The fleece hair is around 10 micrometers of its entire length. The cuticle pattern is coronal simple with a count of from 7 to 12 scales per 100 micrometers. There is a concentration of pigment in the medulla in the typical rodent pattern and the medulla is uniserial ladder for most if not all of its length. The rungs may become angled. Away from the proximal end of the fiber the cuticle may become pigmented as well as the medulla.
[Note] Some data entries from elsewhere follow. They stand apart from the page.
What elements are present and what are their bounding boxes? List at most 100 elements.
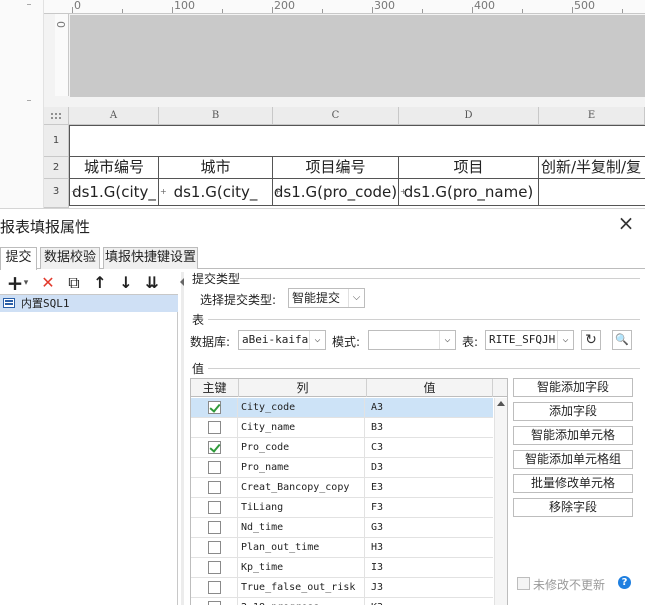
table-row[interactable]: City_name B3: [191, 418, 493, 438]
cell-e2[interactable]: 创新/半复制/复: [539, 157, 645, 179]
primary-key-checkbox[interactable]: [208, 501, 221, 514]
add-field-button[interactable]: 添加字段: [513, 402, 633, 421]
schema-label: 模式:: [332, 335, 361, 349]
primary-key-checkbox[interactable]: [208, 521, 221, 534]
column-name-cell[interactable]: Nd_time: [239, 518, 365, 538]
grid-select-all[interactable]: [44, 107, 69, 125]
cell-a3[interactable]: + ds1.G(city_: [69, 179, 159, 206]
cell-value-cell[interactable]: F3: [367, 498, 493, 518]
move-bottom-icon[interactable]: ⇊: [141, 272, 163, 294]
column-name-cell[interactable]: 2.18_progress: [239, 598, 365, 605]
column-header-a[interactable]: A: [69, 107, 159, 125]
smart-add-cells-button[interactable]: 智能添加单元格: [513, 426, 633, 445]
submit-type-select[interactable]: 智能提交 ⌵: [288, 288, 365, 308]
move-up-icon[interactable]: ↑: [89, 272, 111, 294]
chevron-down-icon[interactable]: ▾: [20, 272, 32, 294]
primary-key-checkbox[interactable]: [208, 481, 221, 494]
column-name-cell[interactable]: Creat_Bancopy_copy: [239, 478, 365, 498]
table-row[interactable]: Nd_time G3: [191, 518, 493, 538]
column-name-cell[interactable]: True_false_out_risk: [239, 578, 365, 598]
column-name-cell[interactable]: Pro_code: [239, 438, 365, 458]
cell-value-cell[interactable]: B3: [367, 418, 493, 438]
schema-select[interactable]: ⌵: [368, 330, 456, 350]
cell-c2[interactable]: 项目编号: [273, 157, 399, 179]
column-header-c[interactable]: C: [273, 107, 399, 125]
delete-icon[interactable]: ✕: [37, 272, 59, 294]
table-label: 表:: [462, 335, 479, 349]
table-row[interactable]: True_false_out_risk J3: [191, 578, 493, 598]
panel-splitter[interactable]: [180, 272, 184, 605]
report-canvas-area[interactable]: [70, 15, 645, 97]
cell-b3[interactable]: + ds1.G(city_: [159, 179, 273, 206]
tab-data-validation[interactable]: 数据校验: [40, 247, 100, 269]
cell-value-cell[interactable]: H3: [367, 538, 493, 558]
column-name-cell[interactable]: Pro_name: [239, 458, 365, 478]
primary-key-checkbox[interactable]: [208, 401, 221, 414]
vertical-scrollbar[interactable]: [494, 398, 507, 605]
cell-value-cell[interactable]: A3: [367, 398, 493, 418]
cell-value-cell[interactable]: K3: [367, 598, 493, 605]
batch-modify-cells-button[interactable]: 批量修改单元格: [513, 474, 633, 493]
table-select[interactable]: RITE_SFQJH ⌵: [485, 330, 574, 350]
row-header-2[interactable]: 2: [44, 157, 69, 179]
table-row[interactable]: TiLiang F3: [191, 498, 493, 518]
smart-add-cell-group-button[interactable]: 智能添加单元格组: [513, 450, 633, 469]
sql-icon: [3, 298, 15, 308]
collapse-arrow-icon[interactable]: [180, 278, 184, 286]
table-row[interactable]: City_code A3: [191, 398, 493, 418]
row-header-3[interactable]: 3: [44, 179, 69, 208]
database-select[interactable]: aBei-kaifa ⌵: [238, 330, 326, 350]
cell-value-cell[interactable]: D3: [367, 458, 493, 478]
cell-e3[interactable]: [539, 179, 645, 206]
primary-key-checkbox[interactable]: [208, 441, 221, 454]
table-row[interactable]: Pro_name D3: [191, 458, 493, 478]
copy-icon[interactable]: ⧉: [63, 272, 85, 294]
move-down-icon[interactable]: ↓: [115, 272, 137, 294]
cell-a2[interactable]: 城市编号: [69, 157, 159, 179]
column-name-cell[interactable]: City_code: [239, 398, 365, 418]
cell-value-cell[interactable]: C3: [367, 438, 493, 458]
table-row[interactable]: Kp_time I3: [191, 558, 493, 578]
column-name-cell[interactable]: City_name: [239, 418, 365, 438]
cell-value-cell[interactable]: J3: [367, 578, 493, 598]
primary-key-checkbox[interactable]: [208, 461, 221, 474]
submit-list-toolbar: + ▾ ✕ ⧉ ↑ ↓ ⇊: [0, 272, 178, 294]
cell-b2[interactable]: 城市: [159, 157, 273, 179]
primary-key-checkbox[interactable]: [208, 561, 221, 574]
list-item[interactable]: 内置SQL1: [0, 295, 178, 312]
help-icon[interactable]: ?: [618, 576, 631, 589]
row-header-1[interactable]: 1: [44, 125, 69, 157]
database-label: 数据库:: [190, 335, 231, 349]
cell-value-cell[interactable]: E3: [367, 478, 493, 498]
column-header-e[interactable]: E: [539, 107, 645, 125]
cell-c3[interactable]: + ds1.G(pro_code): [273, 179, 399, 206]
remove-field-button[interactable]: 移除字段: [513, 498, 633, 517]
column-name-cell[interactable]: TiLiang: [239, 498, 365, 518]
tab-submit[interactable]: 提交: [0, 247, 37, 270]
primary-key-checkbox[interactable]: [208, 581, 221, 594]
primary-key-checkbox[interactable]: [208, 421, 221, 434]
primary-key-checkbox[interactable]: [208, 541, 221, 554]
primary-key-checkbox[interactable]: [208, 601, 221, 605]
cell-value-cell[interactable]: I3: [367, 558, 493, 578]
scroll-up-icon[interactable]: [497, 401, 505, 406]
table-row[interactable]: 2.18_progressK3: [191, 598, 493, 605]
smart-add-fields-button[interactable]: 智能添加字段: [513, 378, 633, 397]
table-row[interactable]: Pro_code C3: [191, 438, 493, 458]
refresh-icon[interactable]: ↻: [581, 330, 601, 350]
cell-d3[interactable]: + ds1.G(pro_name): [399, 179, 539, 206]
preview-table-icon[interactable]: 🔍: [612, 330, 632, 350]
close-icon[interactable]: ×: [614, 211, 638, 235]
cell-d2[interactable]: 项目: [399, 157, 539, 179]
column-header-b[interactable]: B: [159, 107, 273, 125]
keep-unchanged-checkbox[interactable]: [517, 577, 530, 590]
table-row[interactable]: Creat_Bancopy_copy E3: [191, 478, 493, 498]
column-name-cell[interactable]: Plan_out_time: [239, 538, 365, 558]
cell-a1-merged[interactable]: [69, 125, 645, 157]
column-header-d[interactable]: D: [399, 107, 539, 125]
cell-value-cell[interactable]: G3: [367, 518, 493, 538]
field-mapping-table: 主键 列 值 City_code A3 City_name B3 Pro_code C3 P…: [190, 378, 508, 605]
column-name-cell[interactable]: Kp_time: [239, 558, 365, 578]
table-row[interactable]: Plan_out_time H3: [191, 538, 493, 558]
tab-shortcut-settings[interactable]: 填报快捷键设置: [103, 247, 198, 269]
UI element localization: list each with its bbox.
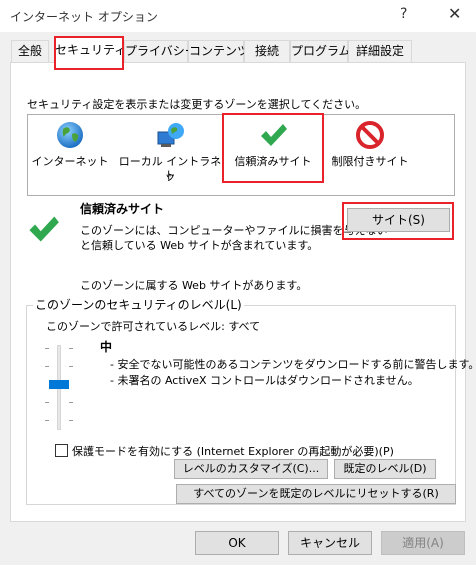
zone-internet-label: インターネット	[31, 155, 109, 168]
slider-tick	[45, 402, 49, 403]
zone-title: 信頼済みサイト	[80, 202, 165, 216]
zone-local-intranet-label-2: ト	[164, 169, 176, 182]
zone-restricted-sites[interactable]: 制限付きサイト	[324, 118, 416, 178]
protected-mode-checkbox[interactable]	[55, 444, 68, 457]
globe-icon	[57, 122, 83, 148]
slider-tick	[69, 348, 73, 349]
zone-trusted-sites[interactable]: 信頼済みサイト	[226, 116, 320, 178]
zone-local-intranet[interactable]: ローカル イントラネッ ト	[118, 118, 222, 183]
tab-advanced[interactable]: 詳細設定	[348, 40, 412, 62]
zone-trusted-sites-label: 信頼済みサイト	[234, 155, 312, 168]
tab-content[interactable]: コンテンツ	[188, 40, 249, 62]
restricted-icon	[356, 121, 384, 149]
ok-button[interactable]: OK	[195, 531, 279, 555]
zone-description-1: このゾーンには、コンピューターやファイルに損害を与えない	[80, 224, 388, 237]
zone-description-2: と信頼している Web サイトが含まれています。	[80, 239, 319, 252]
level-bullet-2: - 未署名の ActiveX コントロールはダウンロードされません。	[110, 374, 419, 387]
checkmark-icon	[261, 124, 287, 146]
slider-tick	[45, 348, 49, 349]
sites-button[interactable]: サイト(S)	[347, 208, 450, 232]
slider-tick	[45, 366, 49, 367]
window-title: インターネット オプション	[10, 10, 158, 24]
help-button[interactable]: ?	[400, 6, 407, 22]
tab-security[interactable]: セキュリティ	[54, 37, 126, 65]
tab-privacy[interactable]: プライバシー	[124, 40, 197, 62]
apply-button[interactable]: 適用(A)	[381, 531, 465, 555]
level-name: 中	[100, 340, 113, 354]
slider-tick	[45, 420, 49, 421]
zone-internet[interactable]: インターネット	[30, 118, 110, 178]
protected-mode-label[interactable]: 保護モードを有効にする (Internet Explorer の再起動が必要)(…	[72, 443, 394, 459]
reset-all-zones-button[interactable]: すべてのゾーンを既定のレベルにリセットする(R)	[176, 484, 456, 504]
slider-tick	[69, 402, 73, 403]
zone-restricted-sites-label: 制限付きサイト	[331, 155, 409, 168]
security-level-legend: このゾーンのセキュリティのレベル(L)	[33, 296, 244, 313]
close-button[interactable]: ✕	[440, 2, 469, 25]
level-bullet-1: - 安全でない可能性のあるコンテンツをダウンロードする前に警告します。	[110, 358, 476, 371]
tab-general[interactable]: 全般	[11, 40, 49, 62]
tab-programs[interactable]: プログラム	[290, 40, 351, 62]
zone-prompt: セキュリティ設定を表示または変更するゾーンを選択してください。	[27, 98, 367, 111]
allowed-level-text: このゾーンで許可されているレベル: すべて	[46, 320, 261, 333]
slider-tick	[69, 366, 73, 367]
tab-connections[interactable]: 接続	[244, 40, 290, 62]
intranet-icon	[157, 123, 184, 147]
default-level-button[interactable]: 既定のレベル(D)	[334, 459, 436, 479]
trusted-zone-checkmark-icon	[29, 216, 59, 242]
security-slider-thumb[interactable]	[49, 380, 69, 389]
zone-has-sites-text: このゾーンに属する Web サイトがあります。	[80, 279, 308, 292]
custom-level-button[interactable]: レベルのカスタマイズ(C)...	[174, 459, 328, 479]
cancel-button[interactable]: キャンセル	[288, 531, 372, 555]
slider-tick	[69, 420, 73, 421]
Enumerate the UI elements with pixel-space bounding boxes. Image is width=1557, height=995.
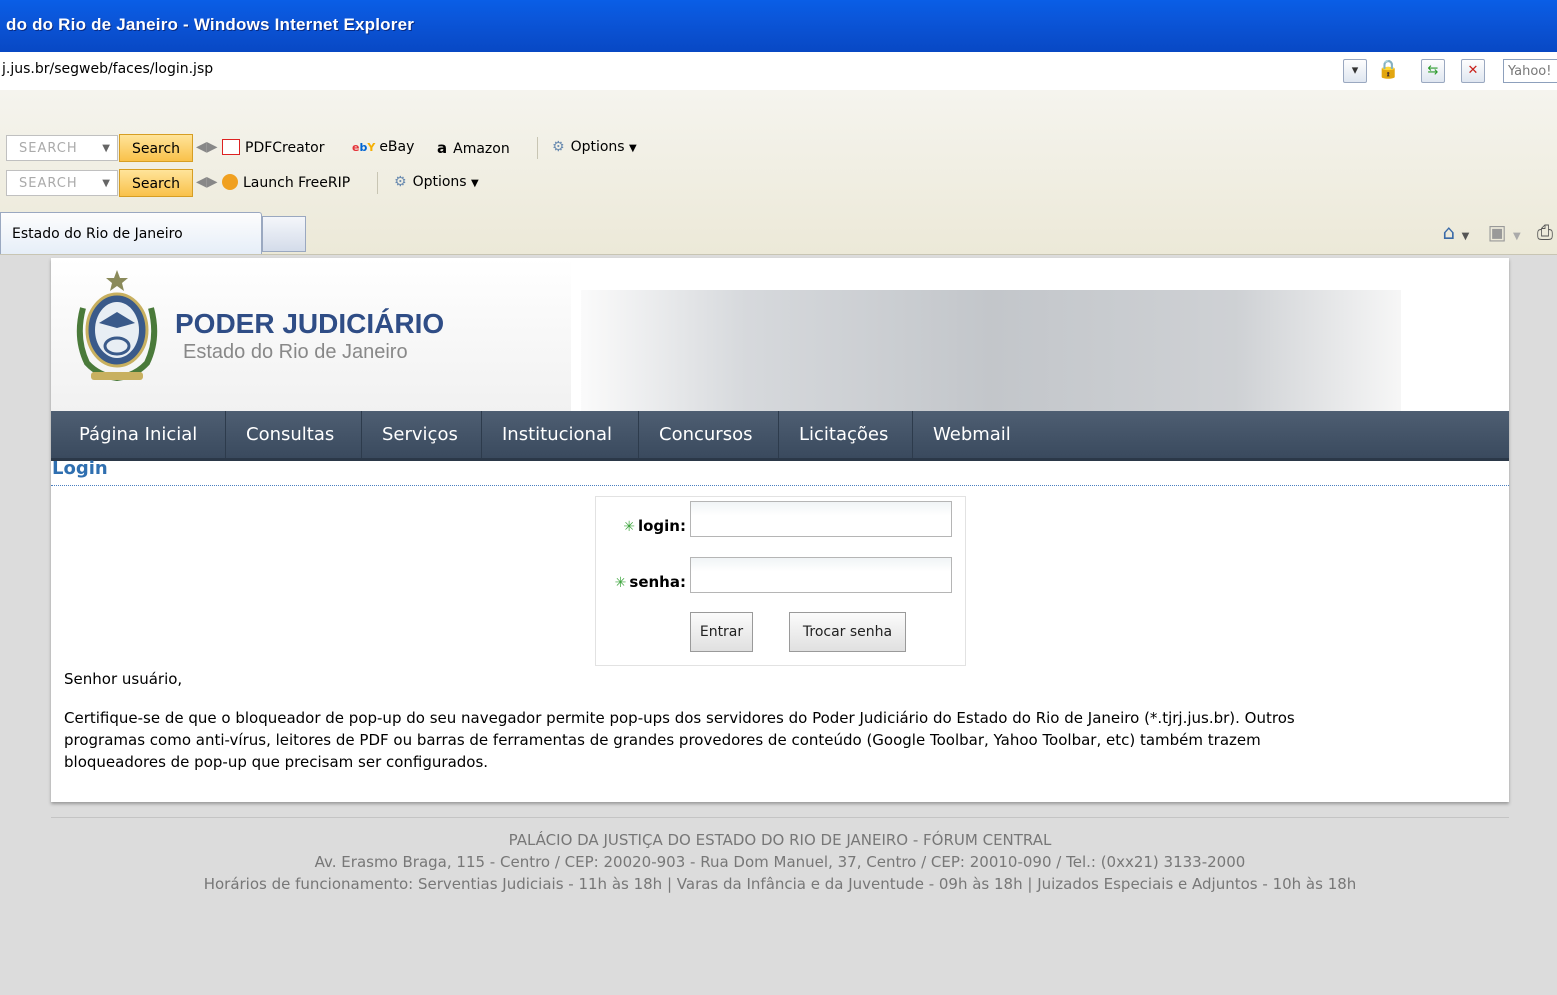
nav-servicos[interactable]: Serviços [362,411,482,458]
browser-toolbars: SEARCH ▼ Search ◀▶ PDFCreator ebY eBay aA… [0,90,1557,255]
toolbar-divider [537,137,538,159]
amazon-label: Amazon [453,141,510,157]
freerip-icon [222,174,238,190]
tab-title: Estado do Rio de Janeiro [12,226,183,242]
site-header: PODER JUDICIÁRIO Estado do Rio de Janeir… [51,258,1509,411]
password-label: ✳ senha: [596,573,686,591]
section-divider [51,485,1509,486]
launch-freerip-button[interactable]: Launch FreeRIP [222,174,350,191]
ebay-label: eBay [379,139,415,155]
toolbar-search-button[interactable]: Search [119,134,193,162]
chevron-down-icon[interactable]: ▼ [1513,231,1521,242]
toolbar-grip-icon: ◀▶ [196,139,218,155]
gear-icon: ⚙ [394,174,407,190]
toolbar-row-1: SEARCH ▼ Search ◀▶ PDFCreator ebY eBay aA… [0,133,1557,163]
new-tab-button[interactable] [262,216,306,252]
toolbar-grip-icon: ◀▶ [196,174,218,190]
toolbar-search-placeholder: SEARCH [19,176,78,191]
nav-licitacoes[interactable]: Licitações [779,411,913,458]
chevron-down-icon: ▼ [102,143,111,154]
tab-strip: Estado do Rio de Janeiro ⌂ ▼ ▣ ▼ ⎙ [0,208,1557,254]
ebay-icon: ebY [352,141,376,154]
entrar-button[interactable]: Entrar [690,612,753,652]
nav-pagina-inicial[interactable]: Página Inicial [59,411,226,458]
options-menu-button[interactable]: ⚙ Options ▼ [394,174,479,190]
address-dropdown-icon[interactable]: ▾ [1343,59,1367,83]
footer-line-1: PALÁCIO DA JUSTIÇA DO ESTADO DO RIO DE J… [508,831,1052,849]
notice-greeting: Senhor usuário, [64,670,183,688]
site-title: PODER JUDICIÁRIO [175,308,445,339]
login-label: ✳ login: [596,517,686,535]
options-label: Options [570,139,625,155]
search-provider-label: Yahoo! [1508,64,1552,79]
content-card: PODER JUDICIÁRIO Estado do Rio de Janeir… [51,258,1509,802]
nav-webmail[interactable]: Webmail [913,411,1033,458]
window-title-bar: do do Rio de Janeiro - Windows Internet … [0,0,1557,52]
toolbar-search-input[interactable]: SEARCH ▼ [6,170,118,196]
footer-divider [51,817,1509,818]
window-title: do do Rio de Janeiro - Windows Internet … [6,15,415,34]
lock-icon[interactable]: 🔒 [1377,59,1399,81]
section-title: Login [52,458,108,479]
toolbar-search-input[interactable]: SEARCH ▼ [6,135,118,161]
coat-of-arms-logo[interactable] [69,268,165,388]
password-field[interactable] [690,557,952,593]
web-search-input[interactable]: Yahoo! [1503,59,1557,83]
nav-concursos[interactable]: Concursos [639,411,779,458]
courthouse-photo [581,290,1401,411]
options-label: Options [412,174,467,190]
address-bar: j.jus.br/segweb/faces/login.jsp ▾ 🔒 ⇆ ✕ … [0,52,1557,91]
chevron-down-icon[interactable]: ▼ [1462,231,1470,242]
notice-line-1: Certifique-se de que o bloqueador de pop… [64,709,1295,727]
options-menu-button[interactable]: ⚙ Options ▼ [552,139,637,155]
print-icon[interactable]: ⎙ [1537,220,1553,244]
toolbar-search-placeholder: SEARCH [19,141,78,156]
required-asterisk-icon: ✳ [623,519,635,535]
toolbar-search-button[interactable]: Search [119,169,193,197]
pdfcreator-button[interactable]: PDFCreator [222,139,325,156]
notice-line-3: bloqueadores de pop-up que precisam ser … [64,753,489,771]
gear-icon: ⚙ [552,139,565,155]
chevron-down-icon: ▼ [629,143,637,154]
notice-line-2: programas como anti-vírus, leitores de P… [64,731,1261,749]
command-bar-tools: ⌂ ▼ ▣ ▼ ⎙ [1443,220,1553,244]
refresh-icon[interactable]: ⇆ [1421,59,1445,83]
chevron-down-icon: ▼ [102,178,111,189]
toolbar-divider [377,172,378,194]
footer-line-3: Horários de funcionamento: Serventias Ju… [203,875,1357,893]
nav-consultas[interactable]: Consultas [226,411,362,458]
address-input[interactable]: j.jus.br/segweb/faces/login.jsp [2,61,213,77]
main-nav: Página Inicial Consultas Serviços Instit… [51,411,1509,461]
site-subtitle: Estado do Rio de Janeiro [183,341,408,363]
page-viewport: PODER JUDICIÁRIO Estado do Rio de Janeir… [10,255,1557,995]
password-label-text: senha: [629,573,686,591]
footer-line-2: Av. Erasmo Braga, 115 - Centro / CEP: 20… [314,853,1246,871]
login-field[interactable] [690,501,952,537]
amazon-button[interactable]: a Amazon [437,139,510,157]
pdf-icon [222,139,240,155]
toolbar-row-2: SEARCH ▼ Search ◀▶ Launch FreeRIP ⚙ Optio… [0,168,1557,198]
launch-freerip-label: Launch FreeRIP [243,175,351,191]
nav-institucional[interactable]: Institucional [482,411,639,458]
stop-icon[interactable]: ✕ [1461,59,1485,83]
chevron-down-icon: ▼ [471,178,479,189]
home-icon[interactable]: ⌂ [1443,220,1456,244]
required-asterisk-icon: ✳ [614,575,627,591]
tab-active[interactable]: Estado do Rio de Janeiro [0,212,262,254]
login-form: ✳ login: ✳ senha: Entrar Trocar senha [595,496,966,666]
trocar-senha-button[interactable]: Trocar senha [789,612,906,652]
amazon-icon: a [437,139,448,157]
ebay-button[interactable]: ebY eBay [352,139,414,155]
pdfcreator-label: PDFCreator [245,140,325,156]
feed-icon[interactable]: ▣ [1488,220,1507,244]
login-label-text: login: [637,517,686,535]
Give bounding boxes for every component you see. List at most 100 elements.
Muskrat hair has a refractive index along its length of about 1.56 and perpendicular to its length of about 1.55. It has a birefringence of about 0.01 and a positive sign of elongation.

Associated Particles:

References:

References with Photographs and/or Drawings

Hausman, Leon Augustus, "Structural charactreistics of the hair of mammals", THE AMERICAN NATURALIST, vol. 54, no. 635, pp.496-523,

Hausman, Leon Augustus, "Recent studies of hair structure relationships", THE SCIENTIFIC MONTHLY, pp. 258-277,

Glaister, John, A STUDY OF HAIRS AND WOOLS, Misr Press, Cairo, 1931.

Click here for the FBI site for Animal Hair Identification.

Keys Only

Mayer, William V., "The hair of California mammals with keys to the dorsal guard hairs of California mammals", THE AMERICAN MIDLAND NATURALIST, vol. 48, no. 2, pp. 480-512, 1952.

Stains, Howard J., "Field key to guard hair of middle western furbearers", JOURNAL OF WILDLIFE MANAGEMENT, vol. 22, no.1, pp. 95-97, January, 1958.

Mathiak, Harold A., "A key to hairs of the mammals of southern Michigan", JOURNAL OF WILDLIFE MANAGEMENT, vol. 2, no. 4, pp. 251-268, October, 1938.